Nahid Bhadelia and BMC special pathogens unit nurses team
Nahid Bhadelia and members of the BMC SPU team. (Nahid Bhadelia)

One needn't look at a calendar to remember how life-altering a viral pandemic can be. In December 2019, a new respiratory virus with zoonotic origin began circulating rapidly in Wuhan, China. When cases arrived in the United States in late January 2020, human-to-human transmission was already spreading in countries far beyond the capacity of all U.S. special pathogen units combined. The world is currently entrenched in chasing a rapidly mutating, highly contagious infection.

Bhadelia, who was just announced as the founding director of a new Boston University-wide center named the Center for Emerging Infectious Diseases Policy and Research (CEID), highlights how the SPU has served as will continue to serve as a critical partner in the effort to distribute best practices in containment care and training.

Nurses proved the power of SPU training

When COVID-19 arrived in Boston, the real power of the SPU was revealed, not within its sealed walls but in the legion of nurses the unit's leadership train. At BMC, 115 nurses—including all the nurses from Menino 7 West and subgroups of intensive care unit and emergency department nurses—meet twice yearly for specialty training on all aspects of care highly communicable diseases. The simulations and drills prepare staff to rapidly engage if the unit activates. Still, as BMC's nurse director of the SPU Kate Baudin, BSN, RN, explains, the infection containment procedures practiced during simulations had an incredible impact on the hospital's response to COVID-19.

nurses getting into PPE for special pathogens unit for covid
Nurses in the Special Pathogens Unit getting on their PPE. (Nahid Bhadelia)

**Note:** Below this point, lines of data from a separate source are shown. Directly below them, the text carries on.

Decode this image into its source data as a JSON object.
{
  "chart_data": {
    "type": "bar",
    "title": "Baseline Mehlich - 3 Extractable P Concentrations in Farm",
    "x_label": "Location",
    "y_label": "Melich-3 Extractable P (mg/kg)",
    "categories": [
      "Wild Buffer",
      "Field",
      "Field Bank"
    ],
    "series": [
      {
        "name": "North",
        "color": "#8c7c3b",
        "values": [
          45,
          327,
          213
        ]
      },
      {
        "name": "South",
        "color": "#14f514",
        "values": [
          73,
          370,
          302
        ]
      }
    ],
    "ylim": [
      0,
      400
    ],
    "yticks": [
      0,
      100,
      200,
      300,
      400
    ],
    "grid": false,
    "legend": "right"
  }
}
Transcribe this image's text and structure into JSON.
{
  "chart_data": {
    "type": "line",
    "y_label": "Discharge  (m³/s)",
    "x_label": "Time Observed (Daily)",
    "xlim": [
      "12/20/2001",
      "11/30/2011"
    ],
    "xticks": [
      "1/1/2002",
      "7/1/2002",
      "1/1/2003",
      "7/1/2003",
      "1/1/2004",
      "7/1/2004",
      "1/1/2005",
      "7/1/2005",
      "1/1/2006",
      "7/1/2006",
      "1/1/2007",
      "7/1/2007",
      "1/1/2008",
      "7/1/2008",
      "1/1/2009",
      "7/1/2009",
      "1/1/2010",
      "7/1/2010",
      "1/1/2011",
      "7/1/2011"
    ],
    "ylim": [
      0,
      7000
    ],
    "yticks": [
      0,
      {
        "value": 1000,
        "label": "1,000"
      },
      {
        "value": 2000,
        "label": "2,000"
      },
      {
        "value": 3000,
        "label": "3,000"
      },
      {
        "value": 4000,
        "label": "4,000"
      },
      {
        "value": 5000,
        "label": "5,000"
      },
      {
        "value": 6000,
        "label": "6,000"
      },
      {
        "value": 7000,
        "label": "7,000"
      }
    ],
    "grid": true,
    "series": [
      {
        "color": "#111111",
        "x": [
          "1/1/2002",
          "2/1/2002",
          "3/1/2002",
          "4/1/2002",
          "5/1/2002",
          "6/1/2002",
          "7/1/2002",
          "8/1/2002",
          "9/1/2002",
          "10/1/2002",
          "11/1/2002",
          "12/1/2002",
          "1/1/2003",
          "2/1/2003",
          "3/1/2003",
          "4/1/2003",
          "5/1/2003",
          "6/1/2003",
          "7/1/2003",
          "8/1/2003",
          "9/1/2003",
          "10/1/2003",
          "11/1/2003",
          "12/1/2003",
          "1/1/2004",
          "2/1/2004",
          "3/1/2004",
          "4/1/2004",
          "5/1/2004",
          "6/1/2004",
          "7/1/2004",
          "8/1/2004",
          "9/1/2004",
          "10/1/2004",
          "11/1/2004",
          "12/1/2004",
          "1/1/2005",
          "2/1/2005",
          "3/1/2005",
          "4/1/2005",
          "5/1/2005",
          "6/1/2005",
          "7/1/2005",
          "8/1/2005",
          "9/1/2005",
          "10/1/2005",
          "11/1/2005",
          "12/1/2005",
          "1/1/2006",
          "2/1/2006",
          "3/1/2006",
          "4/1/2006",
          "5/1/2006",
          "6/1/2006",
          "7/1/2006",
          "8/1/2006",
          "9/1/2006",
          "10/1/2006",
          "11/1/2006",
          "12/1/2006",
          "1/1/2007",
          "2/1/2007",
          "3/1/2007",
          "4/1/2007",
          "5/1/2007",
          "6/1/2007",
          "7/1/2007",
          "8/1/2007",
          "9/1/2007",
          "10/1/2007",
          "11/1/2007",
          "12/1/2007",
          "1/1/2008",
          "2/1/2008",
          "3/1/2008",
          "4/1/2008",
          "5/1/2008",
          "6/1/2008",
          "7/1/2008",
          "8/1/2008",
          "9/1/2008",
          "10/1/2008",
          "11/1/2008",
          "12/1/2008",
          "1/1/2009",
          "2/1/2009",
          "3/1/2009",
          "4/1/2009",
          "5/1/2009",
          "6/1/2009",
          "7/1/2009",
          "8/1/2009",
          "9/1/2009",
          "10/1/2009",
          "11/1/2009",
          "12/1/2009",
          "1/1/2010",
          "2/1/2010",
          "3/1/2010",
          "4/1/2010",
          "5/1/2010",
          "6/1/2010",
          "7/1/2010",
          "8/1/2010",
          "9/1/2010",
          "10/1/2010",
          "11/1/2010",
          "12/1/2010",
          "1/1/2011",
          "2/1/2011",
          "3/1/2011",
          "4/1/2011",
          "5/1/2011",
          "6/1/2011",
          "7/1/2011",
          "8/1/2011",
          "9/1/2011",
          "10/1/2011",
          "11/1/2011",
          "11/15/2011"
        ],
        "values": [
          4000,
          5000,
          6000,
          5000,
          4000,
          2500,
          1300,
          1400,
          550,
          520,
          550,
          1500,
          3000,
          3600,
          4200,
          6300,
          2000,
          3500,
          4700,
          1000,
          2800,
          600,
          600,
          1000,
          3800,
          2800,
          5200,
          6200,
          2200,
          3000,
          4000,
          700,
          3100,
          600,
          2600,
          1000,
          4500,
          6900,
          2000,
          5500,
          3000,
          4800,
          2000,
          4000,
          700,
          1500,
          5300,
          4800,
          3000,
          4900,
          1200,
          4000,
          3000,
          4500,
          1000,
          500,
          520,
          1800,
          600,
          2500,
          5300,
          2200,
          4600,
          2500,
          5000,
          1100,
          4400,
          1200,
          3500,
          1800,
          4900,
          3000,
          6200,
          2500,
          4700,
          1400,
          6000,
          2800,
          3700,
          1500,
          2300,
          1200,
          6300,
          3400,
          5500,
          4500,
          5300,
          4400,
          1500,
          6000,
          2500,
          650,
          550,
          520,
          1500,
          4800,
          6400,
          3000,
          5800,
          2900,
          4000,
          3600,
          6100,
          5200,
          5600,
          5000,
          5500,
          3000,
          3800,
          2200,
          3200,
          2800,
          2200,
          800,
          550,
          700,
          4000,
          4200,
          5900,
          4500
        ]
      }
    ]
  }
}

"We hoped what we were training was effective, but you don't really know, right? Because the hope is never to activate. When COVID came, our nurses were so well-prepared to manage containment of an unknown virus. They were able to get in and out of the PPE [personal protective equipment] effectively. They helped guide other hospital units to feel more comfortable in donning and doffing. They were key stakeholders in looking at procedures and saying, 'this will work and this won't,'" Baudin explains.

The rooms in Menino 7 West became BMC's first dedicated COVID-19 treatment ward—a decision made in part because of the personnel's specialty training. Nurses here had trained on SPU protocols for treating the highly infectious, including methods for lab draws, medication administration, intubation, and waste removal. Each procedure is refined to maximize a caregiver's time with the patient before exiting the room and doffing the intricate layers of PPE.

bmc special pathogens unit transfering from an ambulance
BMC's SPU team conducting a drill. (Nahid Bhadelia)

Navigating the influx of COVID-19 patients, nurses became integral problem-solvers in helping to retool hospital procedures to better serve the critically ill while protecting the hospital staff caring for them. Policies around trash removal, dietary trays, and phlebotomy all had to be redesigned. A simple procedure like monitoring glucose levels and administering insulin in diabetic patients, for example, had to be changed to reduce the need to enter and exit the room and better preserve already scarce PPE.

"I'm very proud of my team. They adapted so quickly to COVID-19. It was like, 'This is what we've trained for, and it stinks, and we're scared, but this is what we're going to do.' And they did it. They did it," emphasizes Baudin.

Because of nursing's response, Baudin feels validated that the simulation and hands-on training they conduct in the SPU is effective and more necessary than ever before. Even as Boston still grapples with COVID-19, preparing and training for the next viral assault will continue at the SPU. Now the unit is strengthened by an army of nurses who have experienced the hot zone firsthand.